Thursday, February 18, 2010

Important Metadata tables for PL/SQL Develper

The following are some views a PL/SQL developer is most likely to find useful:
USER_DEPENDENCIES
The dependencies to and from objects you own. This view is mostly used by Oracle to mark objects INVALID when necessary, and also by IDEs to display the dependency information in their object browsers.

USER_ERRORS
The current set of errors for all stored objects you own. This view is accessed by the SHOW ERRORS SQL*Plus command, described in Chapter 2. You can, however, write your own queries against it as well.

USER_OBJECTS
The objects you own. You can, for instance, use this view to see if an object is marked INVALID, find all the packages that have “EMP” in their names, etc.

USER_OBJECT_SIZE
The size of the objects you own. Actually, this view will show you the source, parsed, and compile sizes for your code. Use it to identify the large programs in your environment, good candidates for pinning into the SGA.

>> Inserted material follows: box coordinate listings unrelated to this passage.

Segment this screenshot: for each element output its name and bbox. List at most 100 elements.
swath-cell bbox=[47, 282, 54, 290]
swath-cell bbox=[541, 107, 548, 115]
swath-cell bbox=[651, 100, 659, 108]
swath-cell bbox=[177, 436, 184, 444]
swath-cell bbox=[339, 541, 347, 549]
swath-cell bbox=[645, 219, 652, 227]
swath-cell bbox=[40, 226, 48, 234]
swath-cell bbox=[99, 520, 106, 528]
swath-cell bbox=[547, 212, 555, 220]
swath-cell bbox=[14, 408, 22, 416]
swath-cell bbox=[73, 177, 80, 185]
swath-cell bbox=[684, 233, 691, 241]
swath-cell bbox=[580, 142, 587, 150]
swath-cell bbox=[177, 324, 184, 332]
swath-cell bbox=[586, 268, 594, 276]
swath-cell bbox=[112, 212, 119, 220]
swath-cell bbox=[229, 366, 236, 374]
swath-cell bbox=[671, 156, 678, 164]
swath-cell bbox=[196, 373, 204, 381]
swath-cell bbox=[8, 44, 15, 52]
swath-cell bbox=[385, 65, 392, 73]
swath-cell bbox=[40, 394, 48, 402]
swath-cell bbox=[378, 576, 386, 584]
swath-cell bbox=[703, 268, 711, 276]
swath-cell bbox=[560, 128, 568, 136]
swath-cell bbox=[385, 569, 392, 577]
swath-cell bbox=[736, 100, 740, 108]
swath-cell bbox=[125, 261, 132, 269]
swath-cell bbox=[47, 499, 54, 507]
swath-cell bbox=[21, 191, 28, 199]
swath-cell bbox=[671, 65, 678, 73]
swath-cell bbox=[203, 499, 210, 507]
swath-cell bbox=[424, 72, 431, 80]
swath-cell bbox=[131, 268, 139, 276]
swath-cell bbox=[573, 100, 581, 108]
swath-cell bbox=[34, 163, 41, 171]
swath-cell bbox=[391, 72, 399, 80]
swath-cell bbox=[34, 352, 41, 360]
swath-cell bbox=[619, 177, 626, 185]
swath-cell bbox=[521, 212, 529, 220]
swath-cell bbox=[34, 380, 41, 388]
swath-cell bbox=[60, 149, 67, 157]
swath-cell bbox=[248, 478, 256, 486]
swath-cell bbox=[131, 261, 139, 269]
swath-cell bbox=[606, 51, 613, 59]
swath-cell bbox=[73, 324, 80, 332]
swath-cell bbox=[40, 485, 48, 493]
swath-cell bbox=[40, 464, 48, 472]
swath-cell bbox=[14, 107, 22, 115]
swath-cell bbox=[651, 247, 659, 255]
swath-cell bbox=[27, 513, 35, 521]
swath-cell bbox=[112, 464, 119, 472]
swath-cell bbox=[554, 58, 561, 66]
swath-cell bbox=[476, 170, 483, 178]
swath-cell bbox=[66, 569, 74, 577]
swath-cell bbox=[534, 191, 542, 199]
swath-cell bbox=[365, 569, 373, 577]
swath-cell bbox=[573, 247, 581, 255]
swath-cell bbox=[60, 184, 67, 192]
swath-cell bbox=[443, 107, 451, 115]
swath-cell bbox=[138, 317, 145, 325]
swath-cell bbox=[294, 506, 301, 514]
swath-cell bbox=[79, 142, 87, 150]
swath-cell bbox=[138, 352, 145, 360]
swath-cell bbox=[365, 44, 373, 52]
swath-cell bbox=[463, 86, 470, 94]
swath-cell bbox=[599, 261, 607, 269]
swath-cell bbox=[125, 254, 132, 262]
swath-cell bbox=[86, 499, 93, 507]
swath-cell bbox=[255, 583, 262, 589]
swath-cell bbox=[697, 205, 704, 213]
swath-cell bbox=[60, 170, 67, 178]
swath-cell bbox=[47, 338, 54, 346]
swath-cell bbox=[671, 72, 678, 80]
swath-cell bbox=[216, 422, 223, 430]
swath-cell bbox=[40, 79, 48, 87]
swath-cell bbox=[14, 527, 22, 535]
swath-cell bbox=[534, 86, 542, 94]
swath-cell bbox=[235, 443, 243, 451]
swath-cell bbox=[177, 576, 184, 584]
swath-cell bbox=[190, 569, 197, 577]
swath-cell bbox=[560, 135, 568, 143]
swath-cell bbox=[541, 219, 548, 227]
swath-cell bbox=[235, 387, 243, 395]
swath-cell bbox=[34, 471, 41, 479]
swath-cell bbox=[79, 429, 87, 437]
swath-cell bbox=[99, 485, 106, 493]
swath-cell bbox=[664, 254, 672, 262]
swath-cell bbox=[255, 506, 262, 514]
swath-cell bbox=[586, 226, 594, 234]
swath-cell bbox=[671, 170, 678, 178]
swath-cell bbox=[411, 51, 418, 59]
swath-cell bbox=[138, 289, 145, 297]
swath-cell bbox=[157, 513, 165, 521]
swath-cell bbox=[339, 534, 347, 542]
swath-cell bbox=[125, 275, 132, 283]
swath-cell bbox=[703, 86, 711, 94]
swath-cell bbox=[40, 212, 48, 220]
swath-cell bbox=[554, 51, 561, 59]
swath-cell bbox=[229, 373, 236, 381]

USER_PLSQL_OBJECT_SETTINGS
(Introduced in Oracle Database 10g Release 1) Information about the characteristics of a PL/SQL object that can be modified through the ALTER and SET DDL commands, such as the optimization level, debug settings, and more.

USER_PROCEDURES
(Introduced in Oracle9i Database Release 1) Information about stored programs, such as the AUTHID setting, whether the program was defined as DETERMINISTIC, and so on

USER_SOURCE
The text source code for all objects you own (in Oracle9i Database and above, including database triggers and Java source). This is a very handy view, because you can run all sorts of analysis of the source code against it using SQL and, in particular, Oracle Text.

USER_TRIGGERS and USER_TRIG_COLUMNS
The database triggers you own, and any columns identified with the triggers. You can write programs against this view to enable or disable triggers for a particular table.

USER_ARGUMENTS
The arguments (parameters) in all the procedures and functions in your schema.